One regret one hope with David Farrier

Reading time: 4 minutes

In this series, Professor Mona Siddiqui, Assistant Principal Religion and Society, chats to members of our community to find out more about them. Each fortnight she’ll be asking, what is the one regret that has shaped their past, and what is their one hope for the future.

This week Mona’s guest is David Farrier, Professor of Literature and the Environment in the School of Literatures, Languages & Cultures.

Mona Siddiqui: David, first of all, can you start by telling us a little bit about your area of research?

David Farrier: I teach English and my main areas of research are both to do with the current challenges we are facing in the environment but from a literary perspective, if such a thing doesn’t sound too implausible. As a literary critic, I am very interested in how particularly poets but writers in general are responding to the climate crises, the many challenges that we are facing, the fact that the world is changing so radically and rapidly and how they manage, adapt literary forms and genres to, I guess, represent those changes and represent what it means for us.

MS: Do you think, on that point, that the arts and the humanities and literature specifically has not been as present in the challenges that we face with climate change and global warming as we tend to think of it as a science issue?

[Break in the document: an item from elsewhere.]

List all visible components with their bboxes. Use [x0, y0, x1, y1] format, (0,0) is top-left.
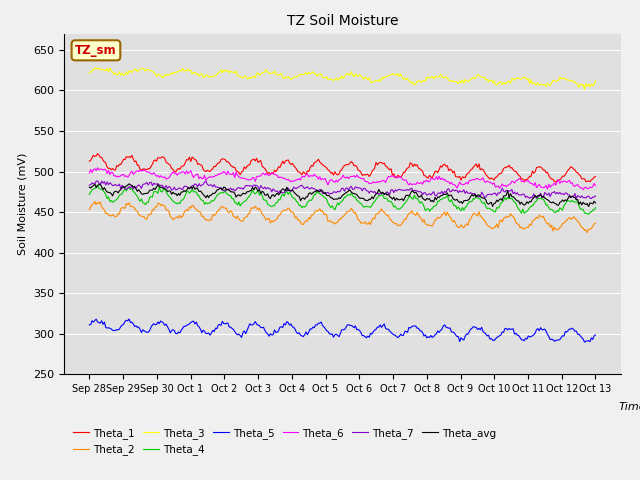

DF: I certainly think the humanities and the arts have roles to play. We aren’t lacking in facts or knowledge about what’s going on. It is wholly unambiguous that the climate is changing and that the reasons for that are to do with human activities and industries and that level of understanding is incredibly detailed. Perhaps what we have a need for is stories, of ways to think about this and ways to draw that knowledge, that understanding, into everyday life. I think that’s what the arts can do.

MS: Do you think that’s the richness of the contribution that literature can make? Through storytelling it can bring or shed light on a different aspect of the crisis?

DF: It can absolutely do that. It can change our perspective but I think what it can also do is it can be a place in which we can imagine otherwise as well. We aren’t limited in the arts to representing what is, we can also represent what could be, what is possible. It’s imagination. We are working with the materials and the products of the imagination.

MS: Do you see environmental humanities as a growing discipline?

DF: It is, very much so. As an interdisciplinary field it really isn’t very old. If you went back 10 years you would struggle to find many people who had heard of it but it draws on a wide range of disciplines from theology, philosophy, literary studies, anthropology and beyond. Increasingly, I think not just academics but students and the general public, readers and interested parties, recognise that there is great value to be had in this kind of cross-disciplinary thinking, this unbounded thinking, which is very much what the environmental humanities represents. It’s very much thinking across disciplinary boundaries rather than within them.

MS: If I was to ask you David, in your recent or distant past, what’s the one regret you have?

DF: I can’t get past, first of all, the regret that the world that generations younger than mine will inherit is not the world that I would want them to receive. That’s in terms of climate, it’s in terms of housing, job prospects and debt, opportunity and the increasing stratification of societies and ramping up of inequality and so on. We have an obligation to be good ancestors and that is partly the objective of another strand of my research, where I write more for popular audiences and try to find ways of telling stories about current crises and the world to come, as I do in my book Footprints. That helps people to think about what it means to be custodians of the planet and how to pass it on in a mindful manner and I don’t think we have been doing that and I think that’s a regret. It’s not so much a personal regret, it’s one that many people share, but it’s the one that I couldn’t stop thinking about today when I was reflecting on that question.

MS: And going forward, I suppose it might be linked, what’s the one hope that you carry forward?

DF: My hope is that we begin to take the climate crisis seriously and that involves acts of noticing and observation at all kinds of levels – very immediate noticing of the world around us, the environments we live in, but also on a larger scale noticing that how I live my life is connected not just to how somebody thousands of miles away lives their life or the kind of life that they can live but somebody who has yet to be born as well. My hope is that we realise through these acts of attention the greater extent and depth of our connectedness to other people.